DIE BRAUT, DIE SICH NICHT TRAUT


Routiniertes Traumpaar

Richard Gere und Julia Roberts verrichten Dienst nach Vorschrift

Mit Pretty Woman führte Regisseur Garry Marshall seinerzeit Julia Roberts an der Seite von Richard Gere in den Millionen-Dollar-Gagen-Himmel. Neun Jahre später bringt er das Traumpaar noch einmal zusammen - und beweist unfreiwillig, dass jede Star-Konstellation ihr Verfallsdatum hat. In Pretty Woman verliebte sich der Millionär in die schöne Prostituierte. Diesmal hängt Garry Marshall die Widersprüche ein wenig niedriger und verkuppelt die kleinstädtische Eisenwarenhändlerin Maggie (Julia Roberts) mit dem New Yorker Journalisten Ike (Richard Gere). Der schönen Maggie fehlt es nicht an potenziellen Ehemännern. Allerdings wird sie von einer ausgeprägten Hochzeitsphobie geplagt und ergreift beim Anblick des Traualtars regelmäßig die Flucht. Drei Bräutigame hat sie bereits verbraucht, die vierte Hochzeit ist gerade in Vorbereitung. Ike hört zum ersten Mal am Tresen von der ewig flüchtenden Braut, aus den Erinnerungen eines Betrunkenen schreibt er eine reißerische Kolumne zusammen.

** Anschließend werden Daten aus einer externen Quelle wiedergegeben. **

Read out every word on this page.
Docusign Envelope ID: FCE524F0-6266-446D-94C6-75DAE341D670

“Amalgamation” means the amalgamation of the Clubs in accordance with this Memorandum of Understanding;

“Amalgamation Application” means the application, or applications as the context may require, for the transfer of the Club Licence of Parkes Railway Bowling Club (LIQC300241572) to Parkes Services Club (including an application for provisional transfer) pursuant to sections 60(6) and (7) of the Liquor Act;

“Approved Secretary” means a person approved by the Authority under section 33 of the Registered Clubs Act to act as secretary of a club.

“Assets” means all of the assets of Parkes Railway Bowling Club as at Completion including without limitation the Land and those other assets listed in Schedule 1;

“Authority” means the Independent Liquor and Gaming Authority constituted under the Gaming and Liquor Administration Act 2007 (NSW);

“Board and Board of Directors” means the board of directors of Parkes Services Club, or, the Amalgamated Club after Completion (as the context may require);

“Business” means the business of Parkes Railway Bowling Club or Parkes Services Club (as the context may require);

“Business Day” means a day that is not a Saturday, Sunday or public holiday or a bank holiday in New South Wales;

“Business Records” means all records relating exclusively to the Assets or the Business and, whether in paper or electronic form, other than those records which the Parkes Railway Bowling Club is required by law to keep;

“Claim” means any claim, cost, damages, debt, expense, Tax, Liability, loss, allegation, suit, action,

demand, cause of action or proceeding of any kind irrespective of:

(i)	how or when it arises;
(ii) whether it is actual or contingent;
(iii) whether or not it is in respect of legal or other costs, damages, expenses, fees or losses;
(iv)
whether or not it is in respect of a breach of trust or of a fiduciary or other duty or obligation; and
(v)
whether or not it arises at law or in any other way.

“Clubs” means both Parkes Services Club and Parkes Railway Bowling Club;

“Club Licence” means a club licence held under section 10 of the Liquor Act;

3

Der schlecht recherchierte Artikel kostet ihn den Job, als die Betroffene mit einer Klage droht. So reist er nach Maryland, um sich mit einem Tatsachenbericht vom vierten Hochzeitsversuch journalistisch zu rehabilitieren. Der schmucke Reporter verfolgt die nur anfangs genervte Provinzbraut auf Schritt und Tritt. Zunächst ist all sein Bestreben darauf ausgerichtet, Maggie wieder davonlaufen zu sehen. Gegen Ende - welche Überraschung - steht er selbst als Bräutigam neben ihr.

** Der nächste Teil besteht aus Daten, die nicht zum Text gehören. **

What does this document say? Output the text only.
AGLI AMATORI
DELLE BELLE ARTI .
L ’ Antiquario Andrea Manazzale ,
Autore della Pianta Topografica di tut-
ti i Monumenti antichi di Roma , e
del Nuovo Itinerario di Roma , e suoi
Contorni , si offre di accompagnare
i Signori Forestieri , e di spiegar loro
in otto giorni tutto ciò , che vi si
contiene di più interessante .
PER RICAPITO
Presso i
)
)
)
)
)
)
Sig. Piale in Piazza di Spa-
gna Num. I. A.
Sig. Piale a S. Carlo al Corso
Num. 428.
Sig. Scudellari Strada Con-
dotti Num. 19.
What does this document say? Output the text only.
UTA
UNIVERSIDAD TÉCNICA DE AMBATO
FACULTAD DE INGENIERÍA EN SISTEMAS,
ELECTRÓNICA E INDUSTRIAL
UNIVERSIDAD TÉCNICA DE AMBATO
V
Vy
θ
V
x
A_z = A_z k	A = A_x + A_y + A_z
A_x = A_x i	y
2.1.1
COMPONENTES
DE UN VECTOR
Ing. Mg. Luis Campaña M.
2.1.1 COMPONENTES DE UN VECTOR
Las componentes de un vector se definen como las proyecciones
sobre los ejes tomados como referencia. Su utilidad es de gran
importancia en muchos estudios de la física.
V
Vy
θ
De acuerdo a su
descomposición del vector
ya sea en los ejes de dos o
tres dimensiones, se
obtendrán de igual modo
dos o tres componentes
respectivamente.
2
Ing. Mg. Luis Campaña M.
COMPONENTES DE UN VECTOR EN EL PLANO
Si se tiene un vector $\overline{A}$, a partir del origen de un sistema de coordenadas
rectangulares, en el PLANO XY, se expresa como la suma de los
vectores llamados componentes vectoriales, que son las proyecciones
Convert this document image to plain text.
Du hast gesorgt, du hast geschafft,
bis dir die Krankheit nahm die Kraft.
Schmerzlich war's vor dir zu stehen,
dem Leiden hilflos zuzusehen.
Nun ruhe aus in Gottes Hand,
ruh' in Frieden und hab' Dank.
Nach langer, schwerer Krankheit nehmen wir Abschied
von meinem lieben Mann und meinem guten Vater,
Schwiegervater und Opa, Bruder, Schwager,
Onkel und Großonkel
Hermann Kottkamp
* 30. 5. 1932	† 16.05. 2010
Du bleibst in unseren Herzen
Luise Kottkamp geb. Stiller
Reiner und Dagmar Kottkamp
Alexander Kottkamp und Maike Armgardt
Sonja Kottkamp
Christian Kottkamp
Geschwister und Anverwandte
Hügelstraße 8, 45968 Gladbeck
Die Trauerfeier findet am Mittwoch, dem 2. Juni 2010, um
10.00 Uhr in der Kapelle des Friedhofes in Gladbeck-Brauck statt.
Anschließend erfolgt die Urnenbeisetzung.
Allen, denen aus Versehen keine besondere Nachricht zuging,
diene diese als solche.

In Die Braut, die sich nicht traut fehlen die hektischen Turbulenzen und kessen Dialoge, die von dem leicht durchschaubaren Filmplot ablenken könnten. Die Gegensätze zwischen Roberts und Gere werden nur halbherzig aufgebaut. Anfangs neckt man sich noch ein bisschen, dann werden die Blicke schon tief. Julia Roberts öffnet ihren gigantischen Mund zum bewährt-bezauberten Lächeln und Richard Gere blinzelt dazu routiniert. Die Gespräche werden bedeutend, Seelenverwandtschaft macht sich breit, die Dialoge klingen wie aus dem Protokoll einer schlecht angeleiteten Selbsterfahrungsgruppe. Offensichtlich hat Regisseur Garry Marshall gedacht, dass sich ein Film mit der Pretty Woman-Besetzung wie von selbst dreht. Äußerst uninspiriert wird die romantische Checkliste abgehakt. Richard Gere und Julia Roberts verrichten Dienst nach Vorschrift ohne erkennbare schauspielerische Eigeninitiative und mindestens dreimal verpasst Regisseur Marshall die Chance, dem Film mit einer angemessenen Schluss-Sequenz den Gnadenstoß zu versetzen.